Das französische Vichy-Regime entschloss sich zu einem Kompromiss: Es verhandelte mit den Deutschen und erreichte, dass nur ausländische Juden ausgeliefert wurden, während Juden französischer Nationalität verschont blieben. »Wie kann ein besetztes Land jemandem Asyl gewähren?«, fragte der französische Premier Pierre Laval. Die Italiener lieferten nicht nur keine Juden aus, sondern erlaubten auch nicht die Deportation von Juden aus Regionen, die in ihrem Einflussbereich lagen, wie Teile von Frankreich, Griechenland und Jugoslawien. Aber die Deutschen gaben sich nicht so leicht geschlagen. In einem Bericht ist die Rede von zwölf Juden, die man in Liechtenstein aufgespürt hatte. »Was machen sie dort?«, lautete die empörte Frage. Selbst Deportationen aus Monaco wurden erwogen. Viele hundert norwegische Juden wurden aus Oslo und Trondheim deportiert und in Auschwitz vergast.

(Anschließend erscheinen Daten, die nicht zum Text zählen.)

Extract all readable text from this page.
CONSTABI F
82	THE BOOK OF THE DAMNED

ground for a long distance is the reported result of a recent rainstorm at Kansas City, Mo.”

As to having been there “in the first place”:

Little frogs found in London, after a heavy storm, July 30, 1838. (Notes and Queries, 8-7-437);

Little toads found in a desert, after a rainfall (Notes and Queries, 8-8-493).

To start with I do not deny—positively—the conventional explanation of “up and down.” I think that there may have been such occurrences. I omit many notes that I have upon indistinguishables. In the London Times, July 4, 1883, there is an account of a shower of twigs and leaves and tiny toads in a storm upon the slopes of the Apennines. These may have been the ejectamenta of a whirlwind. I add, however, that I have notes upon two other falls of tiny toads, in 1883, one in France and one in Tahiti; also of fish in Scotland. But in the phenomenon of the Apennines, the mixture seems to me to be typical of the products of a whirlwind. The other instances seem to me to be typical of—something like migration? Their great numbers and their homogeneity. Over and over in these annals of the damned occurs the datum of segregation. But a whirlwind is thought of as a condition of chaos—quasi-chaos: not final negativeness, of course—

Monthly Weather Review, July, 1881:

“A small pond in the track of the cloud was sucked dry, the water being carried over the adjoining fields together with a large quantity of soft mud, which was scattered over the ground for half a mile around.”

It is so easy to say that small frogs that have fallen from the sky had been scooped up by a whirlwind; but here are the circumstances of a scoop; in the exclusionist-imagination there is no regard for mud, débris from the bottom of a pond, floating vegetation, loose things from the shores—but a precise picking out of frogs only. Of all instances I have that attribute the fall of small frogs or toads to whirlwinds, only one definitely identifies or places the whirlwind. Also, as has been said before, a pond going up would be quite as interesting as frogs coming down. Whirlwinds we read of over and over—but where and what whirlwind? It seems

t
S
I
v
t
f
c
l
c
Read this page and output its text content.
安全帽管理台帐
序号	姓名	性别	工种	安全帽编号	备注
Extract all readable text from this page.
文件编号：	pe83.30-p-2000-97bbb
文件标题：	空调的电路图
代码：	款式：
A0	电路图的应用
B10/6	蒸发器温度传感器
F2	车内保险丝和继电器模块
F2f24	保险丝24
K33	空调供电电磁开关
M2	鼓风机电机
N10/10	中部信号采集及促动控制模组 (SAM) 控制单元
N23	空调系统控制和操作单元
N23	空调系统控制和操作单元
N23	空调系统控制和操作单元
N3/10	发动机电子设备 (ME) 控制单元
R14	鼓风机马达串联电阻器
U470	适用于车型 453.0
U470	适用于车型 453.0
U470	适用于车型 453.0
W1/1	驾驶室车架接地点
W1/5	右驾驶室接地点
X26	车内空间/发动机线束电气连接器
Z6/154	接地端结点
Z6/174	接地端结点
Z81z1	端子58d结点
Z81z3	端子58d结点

Aufgrund des Kriegs hatten die Deutschen ein Transportproblem. Der Transport zu den Vernichtungszentren erfolgte in der Regel per Bahn, selbst über große Entfernungen hinweg, wie im Fall der Deportationen aus Südfrankreich oder dem Süden Griechenlands. Für das Verkehrsministerium stellte die Beförderung der Juden eine finanzielle und logistische Herausforderung dar. Im Prinzip musste jeder Personentransport finanziert werden. Juden waren »Reisende«, und die Gestapo bezahlte eine einfache Fahrkarte dritter Klasse für jeden Deportierten. Die Reichsbahn kam der Gestapo insofern entgegen, als sie ihr einen Gruppentarif (halber Dritter-Klasse-Preis) gewährte, wenn wenigstens 400 Personen zu befördern waren. Die Gestapo ihrerseits versuchte, ihre Unkosten auf die jüdischen Gemeinden abzuwälzen. Obwohl diese »Selbstfinanzierungen« gegen die übliche Zahlweise verstießen, duldete das Reichsfinanzministerium diese Praktiken.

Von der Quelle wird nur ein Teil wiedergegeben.